Le controversé programme de citoyenneté par investissement du Vanuatu revient une nouvelle fois sous le feu des critiques. Selon le média local YTS News, la Cour d’appel du pays aurait confirmé les condamnations de l’ancien député Lulu Sakias et de l’homme d’affaires Amos Warsal, reconnus coupables de détournement de fonds liés au programme de passeports vanuatais.
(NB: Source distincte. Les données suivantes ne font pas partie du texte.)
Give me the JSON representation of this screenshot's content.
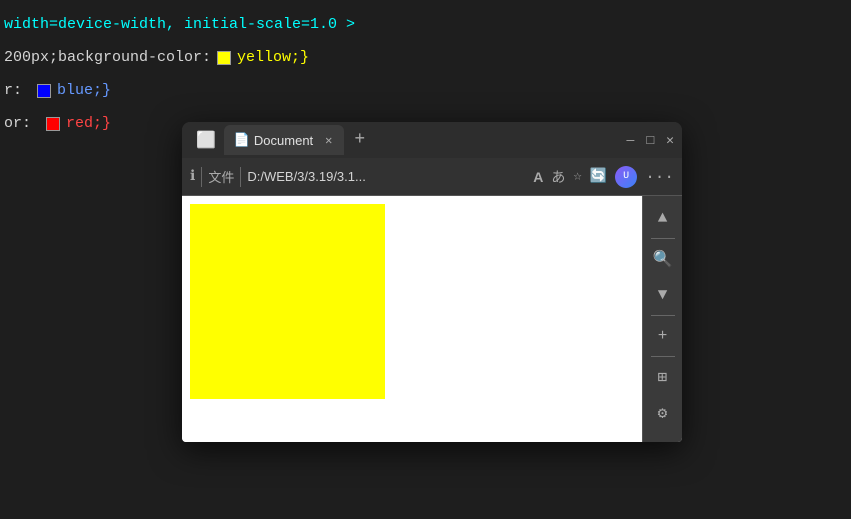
{
  "editor": {
    "background": "#1e1e1e",
    "lines": [
      {
        "id": "line1",
        "content": "width=device-width, initial-scale=1.0 >",
        "color": "cyan"
      },
      {
        "id": "line2",
        "prefix": "",
        "prop": "200px;background-color:",
        "swatch": "yellow",
        "swatchColor": "#ffff00",
        "value": "yellow;}",
        "valueColor": "yellow-text"
      },
      {
        "id": "line3",
        "prefix": "r:",
        "swatch": "blue",
        "swatchColor": "#0000ff",
        "value": "blue;}",
        "valueColor": "blue-text"
      },
      {
        "id": "line4",
        "prefix": "or:",
        "swatch": "red",
        "swatchColor": "#ff0000",
        "value": "red;}",
        "valueColor": "red-text"
      }
    ]
  },
  "browser": {
    "tab": {
      "title": "Document",
      "favicon": "📄"
    },
    "toolbar": {
      "info_icon": "ℹ",
      "label_file": "文件",
      "url": "D:/WEB/3/3.19/3.1...",
      "btn_read": "A",
      "btn_immersive": "あ",
      "btn_star": "☆",
      "btn_refresh": "↻"
    },
    "sidebar_buttons": [
      "▲",
      "🔍",
      "▼",
      "+",
      "⊞",
      "⚙"
    ],
    "controls": {
      "minimize": "—",
      "maximize": "□",
      "close": "✕"
    }
  }
}
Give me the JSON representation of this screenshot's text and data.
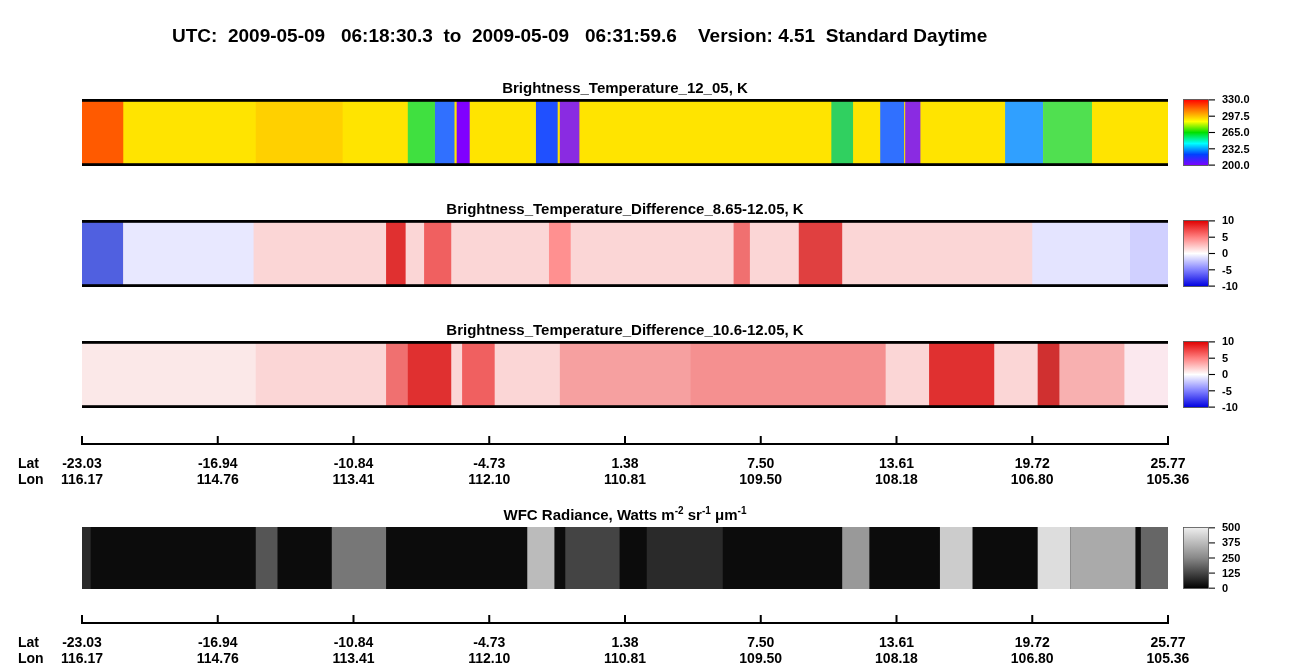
{
  "title": "UTC:  2009-05-09   06:18:30.3  to  2009-05-09   06:31:59.6    Version: 4.51  Standard Daytime",
  "sections": [
    {
      "kind": "rainbow",
      "title": "Brightness_Temperature_12_05, K",
      "colorbar_ticks": [
        "330.0",
        "297.5",
        "265.0",
        "232.5",
        "200.0"
      ]
    },
    {
      "kind": "diverging",
      "title": "Brightness_Temperature_Difference_8.65-12.05, K",
      "colorbar_ticks": [
        "10",
        "5",
        "0",
        "-5",
        "-10"
      ]
    },
    {
      "kind": "diverging",
      "title": "Brightness_Temperature_Difference_10.6-12.05, K",
      "colorbar_ticks": [
        "10",
        "5",
        "0",
        "-5",
        "-10"
      ]
    },
    {
      "kind": "axis",
      "rows": [
        {
          "label": "Lat",
          "ticks": [
            "-23.03",
            "-16.94",
            "-10.84",
            "-4.73",
            "1.38",
            "7.50",
            "13.61",
            "19.72",
            "25.77"
          ]
        },
        {
          "label": "Lon",
          "ticks": [
            "116.17",
            "114.76",
            "113.41",
            "112.10",
            "110.81",
            "109.50",
            "108.18",
            "106.80",
            "105.36"
          ]
        }
      ]
    },
    {
      "kind": "gray",
      "title": "WFC Radiance, Watts m$^{-2}$ sr$^{-1}$ μm$^{-1}$",
      "colorbar_ticks": [
        "500",
        "375",
        "250",
        "125",
        "0"
      ]
    },
    {
      "kind": "axis",
      "rows": [
        {
          "label": "Lat",
          "ticks": [
            "-23.03",
            "-16.94",
            "-10.84",
            "-4.73",
            "1.38",
            "7.50",
            "13.61",
            "19.72",
            "25.77"
          ]
        },
        {
          "label": "Lon",
          "ticks": [
            "116.17",
            "114.76",
            "113.41",
            "112.10",
            "110.81",
            "109.50",
            "108.18",
            "106.80",
            "105.36"
          ]
        }
      ]
    }
  ]
}
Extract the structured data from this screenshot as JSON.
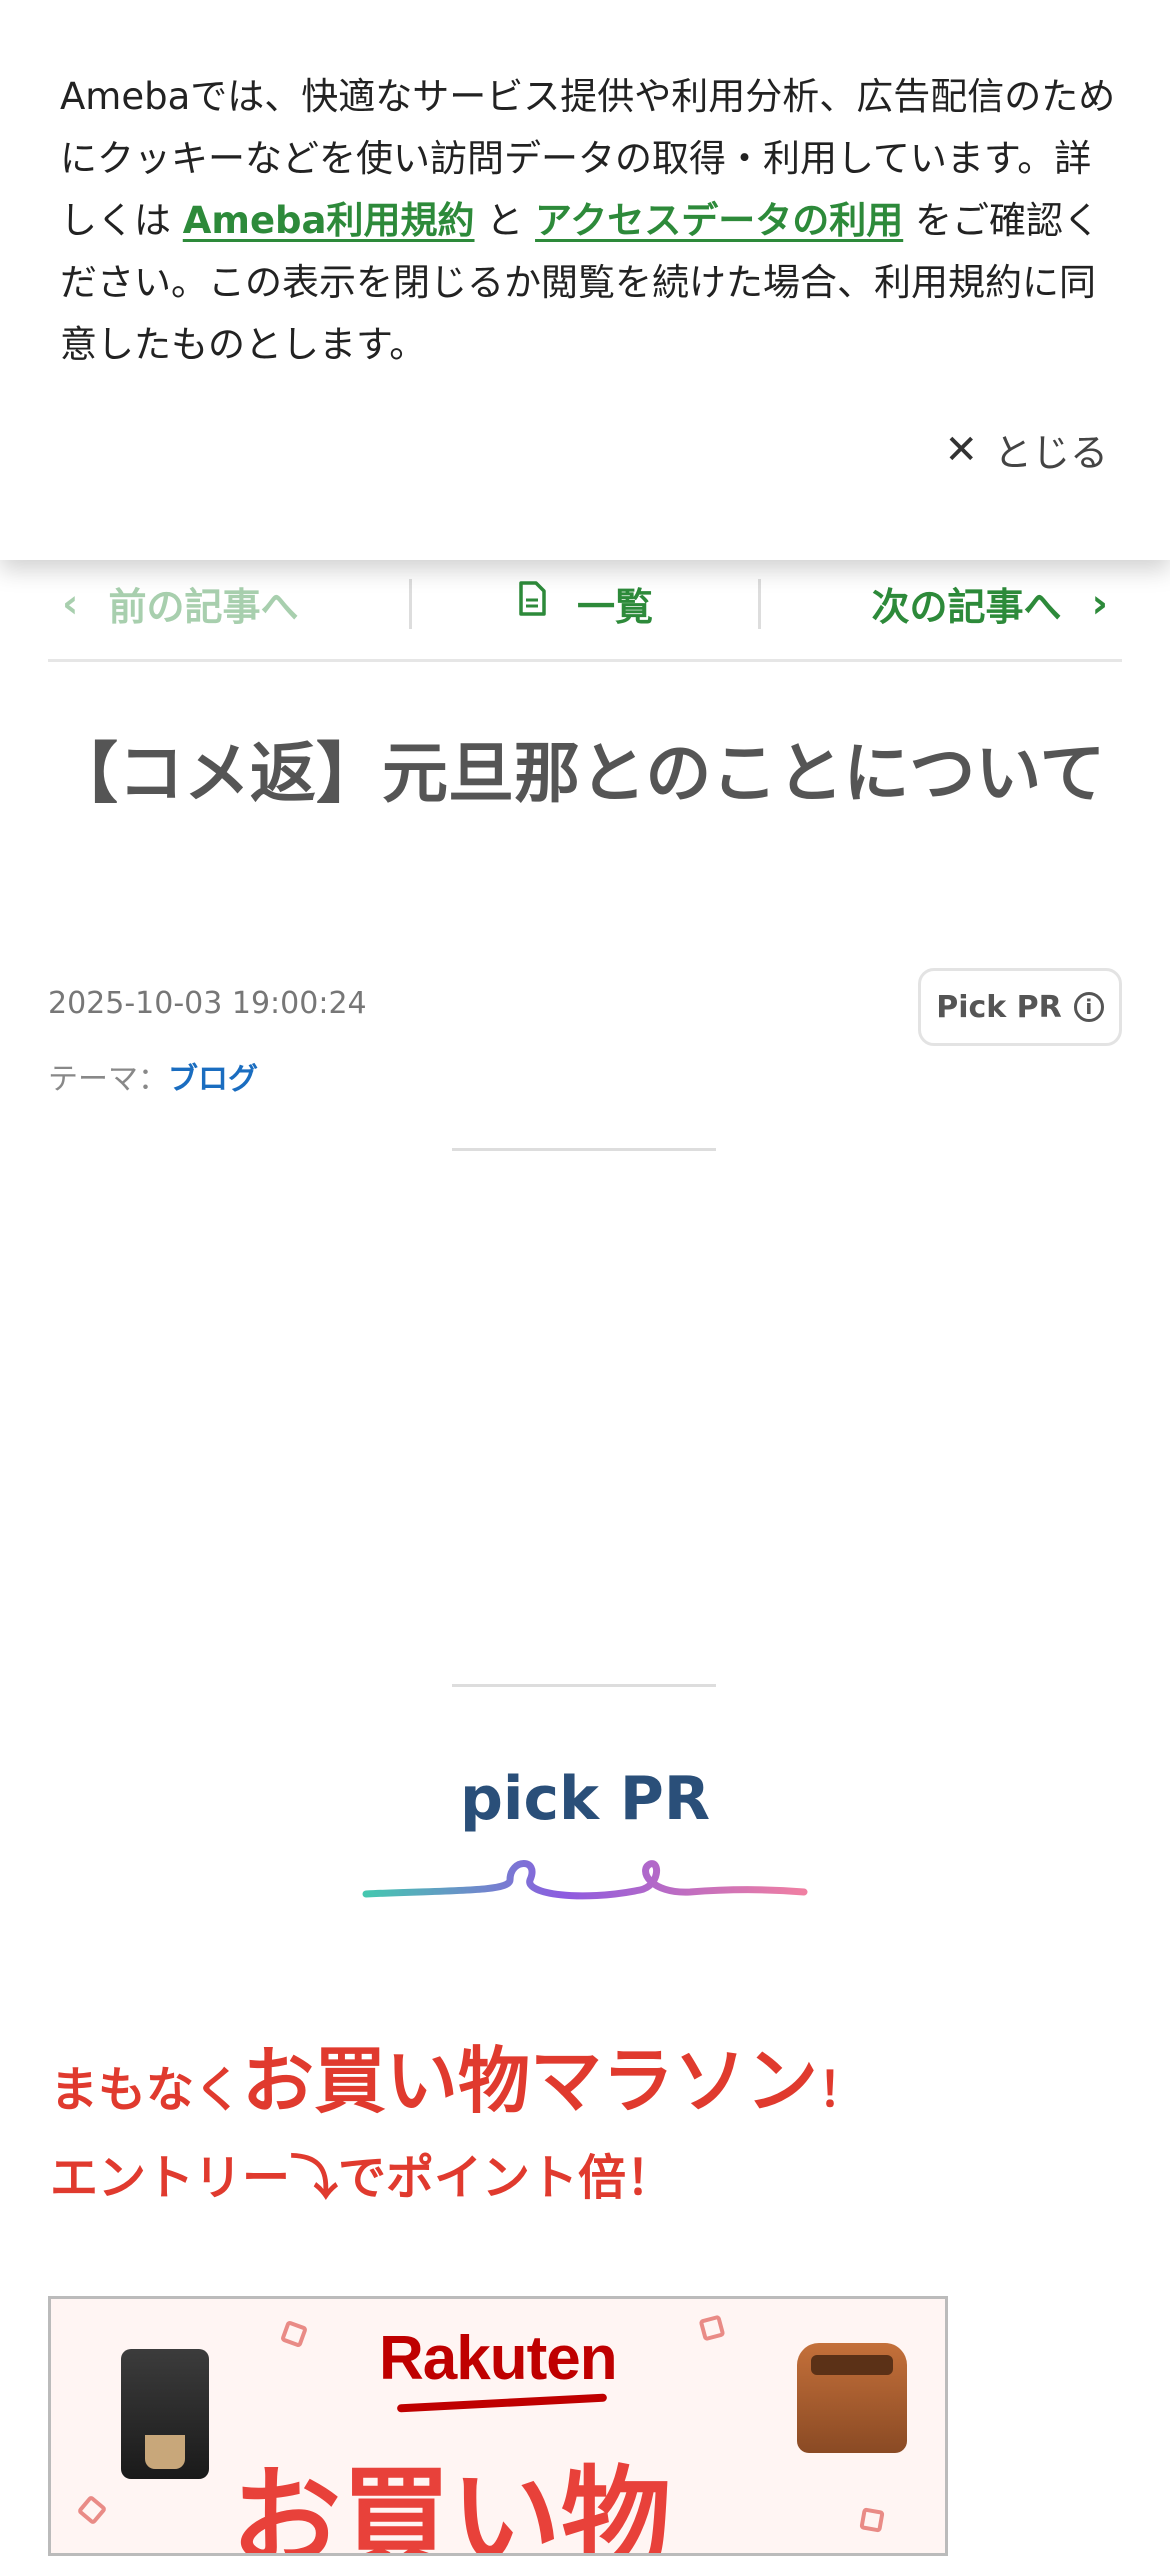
{
  "cookie_banner": {
    "text_before": "Amebaでは、快適なサービス提供や利用分析、広告配信のためにクッキーなどを使い訪問データの取得・利用しています。詳しくは ",
    "link_terms": "Ameba利用規約",
    "text_and": " と ",
    "link_access": "アクセスデータの利用",
    "text_after": " をご確認ください。この表示を閉じるか閲覧を続けた場合、利用規約に同意したものとします。",
    "close_label": "とじる",
    "link_color": "#2d8a3a"
  },
  "article_nav": {
    "prev_label": "前の記事へ",
    "list_label": "一覧",
    "next_label": "次の記事へ"
  },
  "article": {
    "title": "【コメ返】元旦那とのことについて",
    "datetime": "2025-10-03 19:00:24",
    "theme_label": "テーマ：",
    "theme_value": "ブログ",
    "pickpr_button": "Pick PR"
  },
  "pick_pr": {
    "heading": "pick PR",
    "promo_prefix": "まもなく",
    "promo_main": "お買い物マラソン",
    "promo_bang": "！",
    "promo_line2": "エントリー⤵でポイント倍！",
    "banner_logo": "Rakuten",
    "banner_text": "お買い物"
  },
  "colors": {
    "accent_green": "#2d8a3a",
    "promo_red": "#e03a2e",
    "pickpr_blue": "#2a4f79"
  }
}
Les deux hommes devront purger une peine de 12 mois de prison après le rejet de leurs recours. L’affaire concerne des fonds versés dans le cadre du « Development Support Program » (DSP), le dispositif permettant à des ressortissants étrangers d’obtenir la nationalité vanuataise contre investissement financier.
Au cœur du dossier : près de 115 000 dollars versés par un ressortissant chinois pour l’obtention d’un passeport qui ne lui aurait jamais été délivré. Selon la justice, une partie des sommes aurait été détournée entre 2020 et 2021 par les responsables de la société Vanuatu Immigration Solution (VIS), agent agréé du programme.
Cette nouvelle condamnation relance les interrogations autour du système de « passeports dorés », régulièrement accusé de manquer de transparence et de contrôles suffisants. Depuis plusieurs années, le pays fait l’objet de critiques internationales concernant la rapidité des procédures, l’absence d’obligation de résidence et la faiblesse des vérifications de sécurité.
L’Union européenne avait déjà suspendu puis supprimé l’accès sans visa des citoyens vanuatais à l’espace Schengen, estimant que le programme présentait des risques en matière de sécurité et de blanchiment.
Pour le Vanuatu, l’enjeu reste majeur. Le programme de citoyenneté représente depuis des années une source essentielle de revenus pour l’État, particulièrement dans un pays fortement dépendant du tourisme et vulnérable aux catastrophes naturelles.
Entre scandales judiciaires, pressions diplomatiques et inquiétudes sur les dérives possibles du système, le gouvernement vanuatais se retrouve désormais poussé à renforcer ses contrôles et à revoir en profondeur le fonctionnement du programme.
Et pendant ce temps-là, en Nouvelle-Calédonie, près de 42 600 résidents inscrits sur les listes électorales générales restent exclus du vote aux élections provinciales, soit environ un électeur sur cinq, selon les chiffres cités dans les travaux parlementaires et études officielles de 2024.